Oh Friendly Day: Boston VCs Launch National Network for Renewable-Energy Entrepreneurs
As I wrote last year in a piece entitled “Go East, Young Man,” cleantech investors Rob Day and Andrew Friendly both left California around the same time in early 2007—Day to become a principal at Wilmington, MA-based @Ventures and Friendly to become a senior associate at Waltham, MA-based Advanced Technology Ventures. The two men already knew each other from the Renewable Energy Business Network (REBN), a professional networking group they had helped to establish in San Francisco. And when they got here, one of their first moves was to set up an East Coast chapter of the outfit, which held its first happy hour last July and has been meeting almost monthly ever since.
Day and Friendly were tapping into serious local interest in energy entrepreneurship: a LinkedIn group they started last fall already has 3,000 members. And now they’re taking the network nationwide. At a reception at the Clean Technology 2008 conference in Boston Monday night, the pair announced that REBN is relaunching as a national non-profit organization with ten chapters, located in Boston, San Francisco, Seattle, Houston, Los Angeles, Austin, Denver, New York City, Portland, and Washington D.C.
As before, the group’s goal is simple—to bring together entrepreneurs, investors, academics, and other professionals interested in creating new businesses around renewable energy technologies and cleantech. Day and Friendly have rounded up a few founding national sponsors who will help to underwrite gatherings and to set up a central social-networking website; the sponsors include executive search firm Hobbs & Towne, national law firm Holland & Knight, Boston-based law firm Mintz Levin, Silicon Valley Bank, the Houston-based financial services conglomerate Stanford Group Company, and Boston-based public relations firm Weber Shandwick.
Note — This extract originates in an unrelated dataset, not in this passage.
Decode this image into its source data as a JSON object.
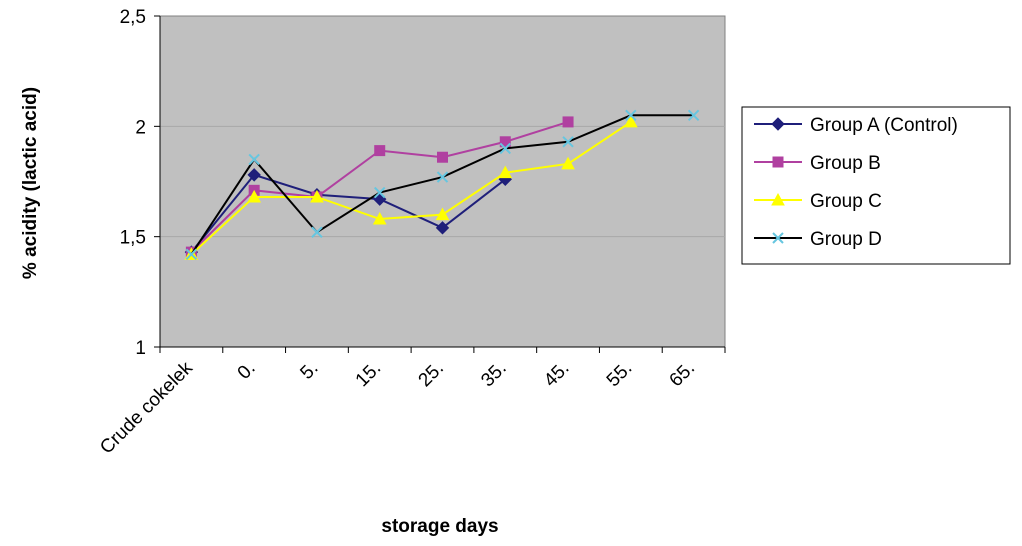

I caught up with Friendly by phone yesterday and asked him for a five-minute download about how the new REBN came together and what purpose the group will serve. “We were getting pinged all the time by people [in other cities] asking us if we could set something up for them, or if they could set up something in their town,” he explains. “So we decided now would be a good time to get a handful of corporate sponsors to help us not only to create chapters in at least 10 different cities around the country but also to build out the website to take advantage of the interest and to build in some online networking tools, to make it user generated.”
Friendly says the website will be “the Craigslist of cleantech, for lack of a better analogy. It will have job listings, events, and profiles of members who will identify themselves as experts in certain areas.”
There are plenty of other groups dedicated to advancing cleantech entrepreneurship, and Friendly emphasizes that REBN won’t be in competition with them. “The idea is to be collaborative with all these existing organizations such as the New England Clean Energy Council. It’s an effort to form connections between cleantech and renewable energy business folks—not pure environmentalists, but people who are going to create businesses, researchers who are looking to commercialize their technologies, investors, a handful of students, et cetera.”
Friendly says REBN will form a partnership with the American Council on Renewable Energy, a non-profit industry think tank and lobbying group based in Washington, D.C., though the form of the relationship is still being worked out. “They are an umbrella group with a mandate to push all renewables,” says Friendly. “We’ll be looking to work with them more closely in a yet-to-be-defined way.”
Whatever happens, REBN is likely to retain its informal character—the majority of the group’s gatherings are held over drinks at local pubs and pool halls. “It’s a light-touch, low-effort organization that is entirely dependent on the people who put it together,” says Friendly. “We already have a handful of the city chapters up and running, and more are in formation with groups that have taken responsibility for managing their first meetings.”
Day, in a press release about the national launch yesterday, said, “This is just the beginning of a lot of exciting things we’re pulling together for REBN members. We’re dedicated to helping the development of renewable energy clusters all across the country, supporting existing efforts and welcoming researchers, entrepreneurs and businesspeople into the renewable energy community. When we bring all these great minds together, we know good things will happen.”